Gecenin sessizliğine çekilmeyi çoktan unutan New York şehri, kumarbazların, katillerin ve uyuşturucu çetelerinin polisle kovalaaca oynadığı bir arenaya dönüşürken dünyanın diğer yerlerinde kimbilir neler oluyordu. Bosna Hersek’te yaralanan Müslümanlar Türkiye’deki hastanelere taşınıyor. Öksüz kalan, yurdundan sürgün edilen Bosnalı çocukların feryadı göklere yükseliyor, Kıpti Butros Gali, Kıbrıs’ı Rumlar’a peşkeş çekmenin plânlarını yapıyordu…

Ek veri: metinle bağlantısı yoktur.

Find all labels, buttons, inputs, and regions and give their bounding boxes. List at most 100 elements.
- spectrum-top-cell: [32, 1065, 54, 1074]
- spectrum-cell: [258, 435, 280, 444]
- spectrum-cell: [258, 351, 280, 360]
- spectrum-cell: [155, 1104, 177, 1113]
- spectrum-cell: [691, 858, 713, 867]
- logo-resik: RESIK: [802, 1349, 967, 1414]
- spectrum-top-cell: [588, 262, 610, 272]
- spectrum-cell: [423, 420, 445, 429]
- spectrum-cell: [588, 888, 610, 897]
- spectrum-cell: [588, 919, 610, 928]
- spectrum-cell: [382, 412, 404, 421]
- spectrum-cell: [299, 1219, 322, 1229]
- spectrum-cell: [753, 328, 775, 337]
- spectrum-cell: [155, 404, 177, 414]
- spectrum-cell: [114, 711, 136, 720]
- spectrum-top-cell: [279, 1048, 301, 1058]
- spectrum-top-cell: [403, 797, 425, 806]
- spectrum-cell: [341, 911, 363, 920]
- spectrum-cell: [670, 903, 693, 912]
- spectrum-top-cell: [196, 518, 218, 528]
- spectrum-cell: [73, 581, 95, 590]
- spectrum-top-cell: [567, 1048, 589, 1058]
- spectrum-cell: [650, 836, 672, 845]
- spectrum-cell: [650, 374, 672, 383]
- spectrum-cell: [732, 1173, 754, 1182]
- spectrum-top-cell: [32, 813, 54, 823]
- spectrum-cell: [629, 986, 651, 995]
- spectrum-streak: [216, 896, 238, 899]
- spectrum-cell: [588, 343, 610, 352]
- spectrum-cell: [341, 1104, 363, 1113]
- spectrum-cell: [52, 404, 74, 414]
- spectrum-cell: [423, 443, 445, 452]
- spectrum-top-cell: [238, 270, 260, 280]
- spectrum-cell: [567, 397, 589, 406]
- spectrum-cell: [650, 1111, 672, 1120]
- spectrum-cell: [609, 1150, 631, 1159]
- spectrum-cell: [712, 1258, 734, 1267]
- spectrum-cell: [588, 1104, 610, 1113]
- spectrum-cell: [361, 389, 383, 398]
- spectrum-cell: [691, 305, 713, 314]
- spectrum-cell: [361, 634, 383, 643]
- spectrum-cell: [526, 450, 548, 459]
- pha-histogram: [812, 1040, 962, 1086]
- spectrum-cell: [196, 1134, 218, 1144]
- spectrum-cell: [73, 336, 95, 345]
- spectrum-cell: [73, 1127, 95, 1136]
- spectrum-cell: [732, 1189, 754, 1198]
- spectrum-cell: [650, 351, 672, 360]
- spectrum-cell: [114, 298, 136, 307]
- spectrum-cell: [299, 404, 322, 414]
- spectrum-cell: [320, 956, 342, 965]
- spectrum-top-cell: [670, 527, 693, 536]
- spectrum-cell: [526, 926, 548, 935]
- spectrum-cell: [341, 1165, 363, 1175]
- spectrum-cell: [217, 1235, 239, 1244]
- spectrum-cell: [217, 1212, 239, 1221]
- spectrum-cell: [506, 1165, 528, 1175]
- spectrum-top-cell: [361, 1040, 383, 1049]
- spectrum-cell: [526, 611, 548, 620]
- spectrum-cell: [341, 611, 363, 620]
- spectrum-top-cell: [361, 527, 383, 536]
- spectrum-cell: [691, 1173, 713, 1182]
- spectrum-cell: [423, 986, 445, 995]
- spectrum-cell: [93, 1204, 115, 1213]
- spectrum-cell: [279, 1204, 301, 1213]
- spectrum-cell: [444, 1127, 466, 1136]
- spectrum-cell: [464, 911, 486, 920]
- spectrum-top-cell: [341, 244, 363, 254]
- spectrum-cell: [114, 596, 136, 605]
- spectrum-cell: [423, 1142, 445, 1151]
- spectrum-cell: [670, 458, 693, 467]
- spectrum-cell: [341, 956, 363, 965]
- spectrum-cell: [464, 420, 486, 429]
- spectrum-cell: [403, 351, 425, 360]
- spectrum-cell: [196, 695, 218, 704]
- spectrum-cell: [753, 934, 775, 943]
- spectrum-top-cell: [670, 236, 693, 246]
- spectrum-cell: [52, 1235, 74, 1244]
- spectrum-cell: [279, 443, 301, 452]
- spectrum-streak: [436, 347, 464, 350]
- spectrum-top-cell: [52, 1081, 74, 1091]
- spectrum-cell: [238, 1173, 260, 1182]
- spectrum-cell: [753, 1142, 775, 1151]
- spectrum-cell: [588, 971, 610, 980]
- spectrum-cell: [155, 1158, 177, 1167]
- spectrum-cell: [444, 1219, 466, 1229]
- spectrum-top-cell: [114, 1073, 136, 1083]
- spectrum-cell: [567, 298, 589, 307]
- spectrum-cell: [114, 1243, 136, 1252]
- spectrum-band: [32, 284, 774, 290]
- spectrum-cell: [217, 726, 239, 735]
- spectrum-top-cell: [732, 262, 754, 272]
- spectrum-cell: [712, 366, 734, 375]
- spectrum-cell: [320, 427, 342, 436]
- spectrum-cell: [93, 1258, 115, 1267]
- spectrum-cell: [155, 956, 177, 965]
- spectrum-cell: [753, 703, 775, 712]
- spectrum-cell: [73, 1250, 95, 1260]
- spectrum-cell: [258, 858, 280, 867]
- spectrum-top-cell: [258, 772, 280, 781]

Güneşin ilk ışıkları ile uyanan Peter, her sabah yaptığı gibi yerinden sıçrayarak Margaret’in yatağına geldi. Acıkmıştı. Yaltaklanma sesleri çıkararak sahibesini uyandırmaya çalıştı.
Margaret’ten ses seda çıkmıyordu.
Tekrar denedi.
Sesini yükselterek havladı, uludu.
Margaret kıpırdamıyordu.
Peter saatlerce uğraştığı halde Margaret’i uyandıramamıştı.
Sadık hayvancağız birilerine haber vermek istercesine kapıyı tırmaladı. Pencereye koştu. Olmuyordu. Televizyona, telefona, kitaplığa, duvarlara tırmandı. Her tırmandığı yerden de birşeyleri yere düşürüyor evi darmadağın ediyor, durmadan havlıyordu. İyice de acıkmıştı…
Birkaç gün sonra kapıya gelen sütçü de birkaç defa zile basmasına, kapıya vurmasına rağmen Margaret’i uyandırmayı başaramamıştı. Fakat içeriden gelen havlama sesini ve Peter’in homurtusunu işitti. Evde garip birşeyler olduğunu düşünerek doğruca polise gitti.
Polisler Margaret’in kapısını kırarak içeriye girdikleri zaman dehşet verici bir manzara ile karşılaştılar.
Mutfakta hazır yiyecek bulamayan Peter, ölen sahibesinin etini yiyerek sadece kemiklerini bırakmıştı.